Sepeda Motor Menyelonong Masuk Tol, Apa yang Salah?
Pada Minggu siang, 11 November 2018, lima remaja putri melakukan tindakan nyeleneh dan bernasib apes. Para remaja berusia antara 12-14 tahun yang berboncengan dengan dua motor itu bertabrakan dengan mobil karena melawan arus di ruas tol Jakarta-Tangerang, Tomang, Jakarta Barat.
Mereka mengaku hendak menuju daerah Kebon Jeruk, Jakarta Barat. Karena tidak tahu arah, mereka bertanya kepada seorang pengemudi ojek online. Petunjuk dari pengemudi ojek itu lantas mengarahkan mereka masuk ke tol Jakarta-Tangerang.
Menurut keterangan Kepala Satuan Lalu Lintas Wilayah Jakarta Barat AKBP Ganet Sukoco, dua motor yang ditumpangi para remaja itu melawan arus karena hendak berbalik arah mencari pintu keluar tol. Di tengah perjalanan mereka bertabrakan dengan mobil. Beruntung kelimanya selamat dan langsung dilarikan ke Rumah Sakit Kedoya, Jakarta Barat.
“Karena merasa salah jalan, akhirnya mereka berbalik arah dengan melawan arus dari arah barat ke timur sehingga kedua sepeda motor tersebut menabrak mobil yang melaju dari timur ke barat,” ujar Ganet dikutip Antara.

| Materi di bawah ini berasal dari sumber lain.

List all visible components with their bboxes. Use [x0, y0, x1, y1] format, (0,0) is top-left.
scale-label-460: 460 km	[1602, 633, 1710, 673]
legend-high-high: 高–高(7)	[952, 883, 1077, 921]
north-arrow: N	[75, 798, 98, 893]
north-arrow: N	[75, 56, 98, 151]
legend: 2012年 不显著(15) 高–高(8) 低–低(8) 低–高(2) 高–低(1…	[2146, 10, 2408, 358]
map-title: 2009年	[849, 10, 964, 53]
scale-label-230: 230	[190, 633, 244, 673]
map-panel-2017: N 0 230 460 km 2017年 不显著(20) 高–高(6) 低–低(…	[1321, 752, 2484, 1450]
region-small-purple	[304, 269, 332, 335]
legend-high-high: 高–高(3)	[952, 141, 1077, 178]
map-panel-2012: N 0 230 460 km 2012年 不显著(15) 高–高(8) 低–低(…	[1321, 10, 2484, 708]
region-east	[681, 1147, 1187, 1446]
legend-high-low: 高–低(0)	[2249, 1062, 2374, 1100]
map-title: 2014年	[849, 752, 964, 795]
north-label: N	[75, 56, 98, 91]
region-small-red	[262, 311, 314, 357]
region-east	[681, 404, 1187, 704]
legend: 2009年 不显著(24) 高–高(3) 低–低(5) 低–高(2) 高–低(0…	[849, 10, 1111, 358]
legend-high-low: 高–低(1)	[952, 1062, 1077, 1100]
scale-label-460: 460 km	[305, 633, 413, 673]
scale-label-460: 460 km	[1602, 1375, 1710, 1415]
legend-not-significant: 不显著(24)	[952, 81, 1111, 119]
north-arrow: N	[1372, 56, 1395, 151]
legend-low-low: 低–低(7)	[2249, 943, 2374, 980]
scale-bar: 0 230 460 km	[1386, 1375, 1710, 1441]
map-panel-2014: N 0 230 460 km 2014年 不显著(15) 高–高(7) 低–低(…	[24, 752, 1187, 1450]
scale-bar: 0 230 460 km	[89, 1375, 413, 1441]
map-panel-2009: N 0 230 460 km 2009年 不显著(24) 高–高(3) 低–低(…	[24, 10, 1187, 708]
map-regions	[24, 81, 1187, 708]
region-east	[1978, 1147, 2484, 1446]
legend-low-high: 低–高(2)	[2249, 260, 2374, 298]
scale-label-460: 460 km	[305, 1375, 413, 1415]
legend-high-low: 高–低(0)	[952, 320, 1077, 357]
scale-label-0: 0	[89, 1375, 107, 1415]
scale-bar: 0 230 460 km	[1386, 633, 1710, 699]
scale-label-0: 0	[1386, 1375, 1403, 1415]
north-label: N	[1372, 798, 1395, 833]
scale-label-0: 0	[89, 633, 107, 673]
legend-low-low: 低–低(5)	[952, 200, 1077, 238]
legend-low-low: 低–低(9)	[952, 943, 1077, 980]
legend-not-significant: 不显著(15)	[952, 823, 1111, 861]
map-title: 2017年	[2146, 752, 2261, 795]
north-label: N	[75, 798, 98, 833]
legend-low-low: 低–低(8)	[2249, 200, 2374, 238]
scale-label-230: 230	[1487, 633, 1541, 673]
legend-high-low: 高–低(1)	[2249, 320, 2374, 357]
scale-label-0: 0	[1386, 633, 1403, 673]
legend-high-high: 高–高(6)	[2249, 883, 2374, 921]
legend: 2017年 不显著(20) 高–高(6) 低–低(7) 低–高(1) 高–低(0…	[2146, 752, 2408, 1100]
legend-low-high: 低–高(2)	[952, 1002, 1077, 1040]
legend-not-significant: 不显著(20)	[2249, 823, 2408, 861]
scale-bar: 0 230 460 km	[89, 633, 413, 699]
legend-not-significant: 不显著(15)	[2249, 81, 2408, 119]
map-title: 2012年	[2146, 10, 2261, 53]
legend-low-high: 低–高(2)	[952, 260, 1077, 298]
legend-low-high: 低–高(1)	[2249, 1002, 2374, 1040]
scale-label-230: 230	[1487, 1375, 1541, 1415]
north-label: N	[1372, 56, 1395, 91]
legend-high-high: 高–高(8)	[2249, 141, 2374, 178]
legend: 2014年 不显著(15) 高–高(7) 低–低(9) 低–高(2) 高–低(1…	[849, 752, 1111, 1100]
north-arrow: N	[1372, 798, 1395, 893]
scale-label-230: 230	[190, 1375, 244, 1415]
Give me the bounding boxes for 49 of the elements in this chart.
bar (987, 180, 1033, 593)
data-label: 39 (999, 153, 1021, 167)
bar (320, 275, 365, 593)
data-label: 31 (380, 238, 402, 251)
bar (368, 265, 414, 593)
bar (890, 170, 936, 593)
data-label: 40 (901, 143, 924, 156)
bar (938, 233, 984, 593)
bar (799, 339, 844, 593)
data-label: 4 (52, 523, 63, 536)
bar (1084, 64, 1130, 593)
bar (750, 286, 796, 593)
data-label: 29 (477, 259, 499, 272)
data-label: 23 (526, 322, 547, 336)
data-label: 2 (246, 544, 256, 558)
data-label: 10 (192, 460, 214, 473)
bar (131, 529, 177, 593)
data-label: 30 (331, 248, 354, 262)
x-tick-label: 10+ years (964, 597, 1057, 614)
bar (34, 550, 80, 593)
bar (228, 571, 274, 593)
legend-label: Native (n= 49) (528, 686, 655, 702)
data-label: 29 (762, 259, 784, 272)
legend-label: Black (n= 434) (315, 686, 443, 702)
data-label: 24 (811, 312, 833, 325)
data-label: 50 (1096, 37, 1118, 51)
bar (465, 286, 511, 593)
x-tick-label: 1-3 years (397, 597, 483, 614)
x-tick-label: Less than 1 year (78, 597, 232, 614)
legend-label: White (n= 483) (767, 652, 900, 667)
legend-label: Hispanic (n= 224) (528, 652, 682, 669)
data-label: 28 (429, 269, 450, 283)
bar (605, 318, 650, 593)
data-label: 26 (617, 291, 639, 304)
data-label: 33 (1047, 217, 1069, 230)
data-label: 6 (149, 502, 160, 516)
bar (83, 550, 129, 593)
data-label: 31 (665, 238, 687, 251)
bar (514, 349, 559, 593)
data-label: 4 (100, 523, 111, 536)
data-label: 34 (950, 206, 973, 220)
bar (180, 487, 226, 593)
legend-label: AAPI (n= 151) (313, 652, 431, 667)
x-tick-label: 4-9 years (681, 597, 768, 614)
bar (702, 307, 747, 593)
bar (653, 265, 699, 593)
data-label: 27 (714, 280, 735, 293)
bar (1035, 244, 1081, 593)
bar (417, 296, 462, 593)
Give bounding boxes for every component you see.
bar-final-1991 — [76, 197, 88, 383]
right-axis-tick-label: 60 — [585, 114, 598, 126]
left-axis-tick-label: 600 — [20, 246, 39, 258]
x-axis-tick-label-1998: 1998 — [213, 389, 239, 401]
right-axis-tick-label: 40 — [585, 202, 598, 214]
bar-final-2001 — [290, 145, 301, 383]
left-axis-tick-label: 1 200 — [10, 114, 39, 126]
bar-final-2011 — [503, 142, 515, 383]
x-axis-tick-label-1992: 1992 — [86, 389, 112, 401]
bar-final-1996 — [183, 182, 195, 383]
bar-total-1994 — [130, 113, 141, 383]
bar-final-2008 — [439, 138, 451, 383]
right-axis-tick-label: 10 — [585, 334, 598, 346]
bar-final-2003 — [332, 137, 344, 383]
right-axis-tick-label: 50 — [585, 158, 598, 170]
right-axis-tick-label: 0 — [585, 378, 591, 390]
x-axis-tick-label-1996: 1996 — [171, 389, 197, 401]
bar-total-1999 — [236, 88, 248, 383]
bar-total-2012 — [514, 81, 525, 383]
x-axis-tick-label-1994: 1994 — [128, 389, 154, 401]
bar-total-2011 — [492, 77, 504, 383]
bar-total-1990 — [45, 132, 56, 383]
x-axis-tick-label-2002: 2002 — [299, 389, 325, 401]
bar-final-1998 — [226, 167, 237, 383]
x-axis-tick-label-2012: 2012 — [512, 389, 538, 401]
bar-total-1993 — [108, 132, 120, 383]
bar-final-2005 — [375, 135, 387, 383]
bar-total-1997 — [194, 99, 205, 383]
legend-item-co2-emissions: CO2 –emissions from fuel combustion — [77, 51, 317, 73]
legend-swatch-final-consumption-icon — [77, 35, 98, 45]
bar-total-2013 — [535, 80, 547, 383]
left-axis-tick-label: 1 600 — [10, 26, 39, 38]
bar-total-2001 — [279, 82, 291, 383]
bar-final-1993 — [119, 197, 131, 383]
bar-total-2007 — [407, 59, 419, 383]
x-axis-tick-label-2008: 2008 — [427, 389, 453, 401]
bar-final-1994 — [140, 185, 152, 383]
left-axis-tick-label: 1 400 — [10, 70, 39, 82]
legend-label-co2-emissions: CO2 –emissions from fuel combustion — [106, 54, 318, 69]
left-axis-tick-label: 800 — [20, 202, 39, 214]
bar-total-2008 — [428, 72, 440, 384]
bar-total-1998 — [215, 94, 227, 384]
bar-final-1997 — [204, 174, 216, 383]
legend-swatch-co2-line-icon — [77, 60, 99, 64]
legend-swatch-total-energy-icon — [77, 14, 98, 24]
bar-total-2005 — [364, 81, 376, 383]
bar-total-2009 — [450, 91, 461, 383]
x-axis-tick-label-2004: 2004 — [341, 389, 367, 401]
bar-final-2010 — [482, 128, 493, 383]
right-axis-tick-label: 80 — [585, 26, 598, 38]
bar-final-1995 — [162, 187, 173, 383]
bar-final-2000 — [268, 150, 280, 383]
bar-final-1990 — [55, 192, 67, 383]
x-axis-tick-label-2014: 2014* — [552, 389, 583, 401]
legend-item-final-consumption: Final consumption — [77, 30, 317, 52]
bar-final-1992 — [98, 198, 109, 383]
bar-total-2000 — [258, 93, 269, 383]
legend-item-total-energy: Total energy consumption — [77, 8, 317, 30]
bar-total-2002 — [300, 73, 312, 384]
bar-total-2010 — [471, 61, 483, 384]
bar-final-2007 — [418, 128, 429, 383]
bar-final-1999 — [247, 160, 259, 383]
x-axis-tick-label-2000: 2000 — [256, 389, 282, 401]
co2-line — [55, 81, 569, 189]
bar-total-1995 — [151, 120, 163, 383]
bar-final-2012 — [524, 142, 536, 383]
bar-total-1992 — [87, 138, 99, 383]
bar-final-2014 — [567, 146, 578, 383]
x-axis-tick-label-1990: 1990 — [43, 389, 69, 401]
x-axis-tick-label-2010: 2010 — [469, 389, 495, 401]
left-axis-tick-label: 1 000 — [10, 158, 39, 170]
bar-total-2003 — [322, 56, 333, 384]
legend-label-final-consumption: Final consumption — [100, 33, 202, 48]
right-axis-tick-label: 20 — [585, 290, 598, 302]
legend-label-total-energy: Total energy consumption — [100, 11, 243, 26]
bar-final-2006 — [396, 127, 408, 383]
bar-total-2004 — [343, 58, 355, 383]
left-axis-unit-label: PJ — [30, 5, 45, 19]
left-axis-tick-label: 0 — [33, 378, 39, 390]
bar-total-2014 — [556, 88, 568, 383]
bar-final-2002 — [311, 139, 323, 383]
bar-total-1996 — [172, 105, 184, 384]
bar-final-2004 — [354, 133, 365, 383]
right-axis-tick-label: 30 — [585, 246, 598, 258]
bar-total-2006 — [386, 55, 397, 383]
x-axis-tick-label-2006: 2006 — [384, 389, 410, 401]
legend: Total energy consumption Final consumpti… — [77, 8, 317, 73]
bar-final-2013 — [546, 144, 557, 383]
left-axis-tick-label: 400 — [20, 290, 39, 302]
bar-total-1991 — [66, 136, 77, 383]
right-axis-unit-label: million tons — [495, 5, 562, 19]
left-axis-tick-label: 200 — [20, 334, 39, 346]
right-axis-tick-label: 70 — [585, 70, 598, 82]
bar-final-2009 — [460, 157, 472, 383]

Kepolisian pun memanggil orangtua dari para remaja itu untuk diperiksa dan diberikan pengarahan, terkait kelalaian mereka membiarkan anak yang masih di bawah umur mengendarai sepeda motor. Ada beberapa pelanggaran yang dilakukan para remaja itu, yakni mengendarai motor tanpa surat izin mengemudi (SIM), melintas di jalan tol, berboncengan lebih dari dua orang, dan tidak memakai helm.
“Yang jelas anak-anak itu tidak boleh diizinkan mengendarai motor, juga harus mematuhi ketentuan-ketentuan yang ada,” ujar pelaksana tugas Kepala Unit Lakalantas Jakarta Barat Ipda Suyudi.
Motor Masuk Tol Terus Berulang
Kasus pengendara sepeda motor masuk jalan tol sudah beberapa kali terulang. Pada November 2017, seorang pengendara sepeda motor nekat melintas di jalan tol Jagorawi arah Jakarta saat hujan mengguyur.
Pemotor yang mengendarai Suzuki Satria FU itu bahkan melaju kencang melewati mobil-mobil di depannya. Sial buat dia, permukaan jalan licin membuat ban motornya tergelincir dan pengendara tersungkur ke aspal. Bagusnya, dia tidak mengalami cidera parah.
Pada Juni 2018, pemotor yang mengendarai moped melintas di jalan Tol Jagorawi. Sebuah foto yang beredar di media sosial memperlihatkan motor itu melaju di jalur cepat. Kasus lainnya terjadi di Tol Pondok Gede, Jakarta Timur. Seorang pengendara dengan sengaja menerobos dengan cara membuntuti mobil di gerbang tol.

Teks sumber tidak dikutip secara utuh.